Pre-trained Model Tuning
Pre-trained model tuning, like teaching Shakespeare to a child, requires an understanding of basic concepts before more complex ideas can be taught. The pre-trained model already understands the basics and has been trained on certain datasets but needs to be tuned in order to optimize its performance for a particular task or application. Tuning involves adjusting the parameters of the model such as learning rate, regularization strength, and optimization algorithm. This ensures that the model is able to effectively learn and use data relevant to its intended purpose. Pre-trained model tuning can improve the performance of a language model by fine-tuning the weights that are already present in the pre-trained model. If a child knows how to read, you don't have to teach them how to read again in order to teach them Shakespeare. You do have to show them Shakespeare, ask them to write Shakespeare, and correct their work when they make mistakes - the same is true with model tuning. Tuning a pre-trained model is much faster and less intensive, but it does require adept system engineering to make the reinforcement process user-friendly.
Bonus: What's a GPU Hour?
GPU days or GPU hours are commonly used in deep learning to measure the amount of time taken to train a model on a GPU (Graphics Processing Unit). This specialized hardware is designed to increase the speed of computationally demanding tasks, including 3D graphics rendering, image and video processing, and deep learning. Specifically, one GPU day is equal to training a deep learning model for 24 hours on one GPU, while a single GPU hour is equal to training a deep learning model for one hour on one GPU. The amount of time taken for training a deep learning model is dependent on the size and complexity of the model, the data it is being trained with, and the type of GPU used. GPU days or GPU hours are often used to compare the training times of different deep learning models, as well as measure the performance of different GPUs. It is typically noted that GPUs are much faster than CPUs when it comes to deep learning, thus reducing the amount of time needed to train a model.
For instance, a recent cutting-edge model called LLaMA 65B (developed by Facebook Research) required just over 1,022,362 GPU hours using 2048 A100 GPUs. That means ~500 hours per GPU. What is an A100, you ask? It's an industry-leading GPU made by Nvidia that runs about $15,000 each, so we're talking about $30,000,000 worth of just GPU cards, not counting the actual computers that house them, the power, etc.

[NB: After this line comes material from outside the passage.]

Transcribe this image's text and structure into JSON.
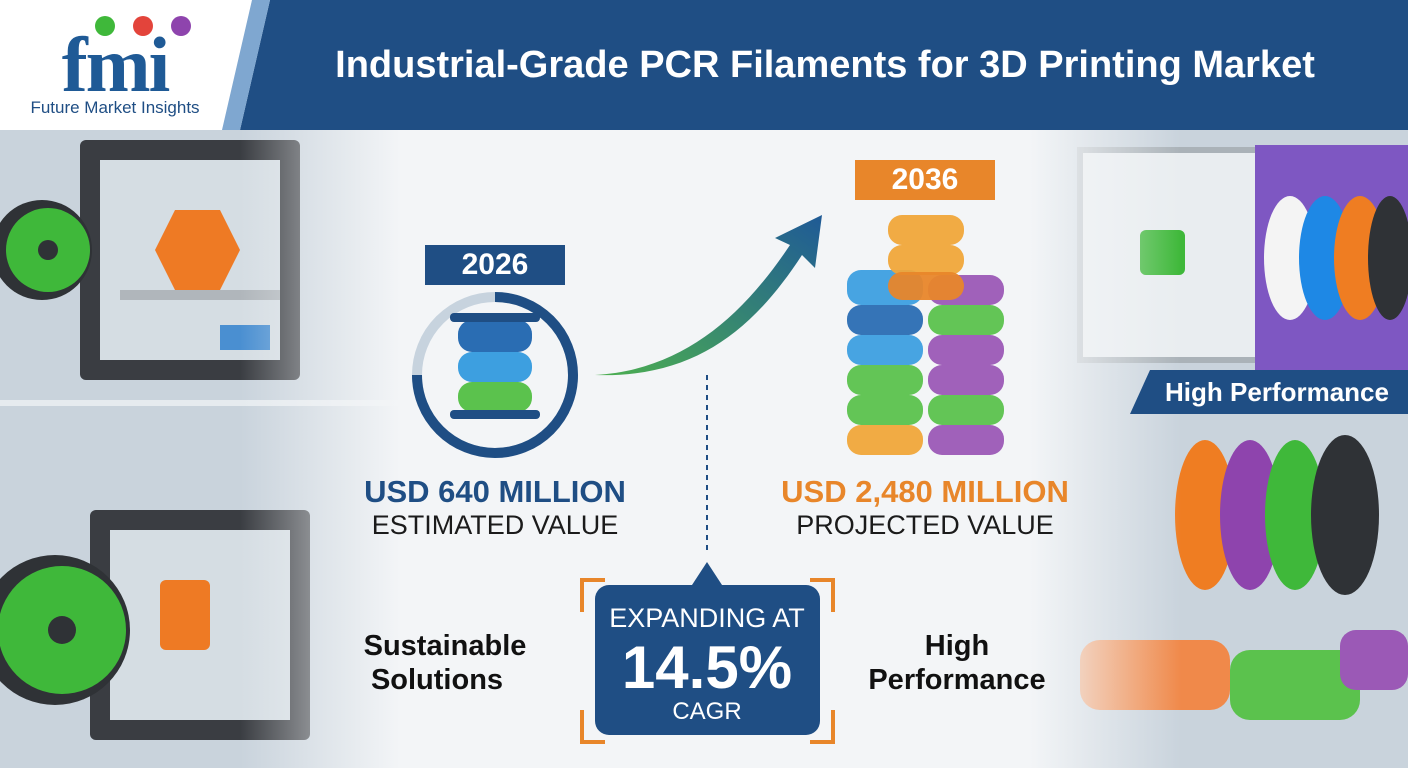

Model training and tuning are two essential parts of machine learning that involve teaching a model to recognize patterns, relationships, and dependencies in data. While they are two distinct processes, they are both necessary for achieving a successful model. Pre-trained model tuning offers several benefits, including improved accuracy and better performance when compared to untuned models. Companies willing to invest in pre-trained model tuning are likely to see better results than those that do not invest in this process. The time and resources spent on pre-trained model tuning will pay off in the long run as the model learns more complex concepts and produces better results.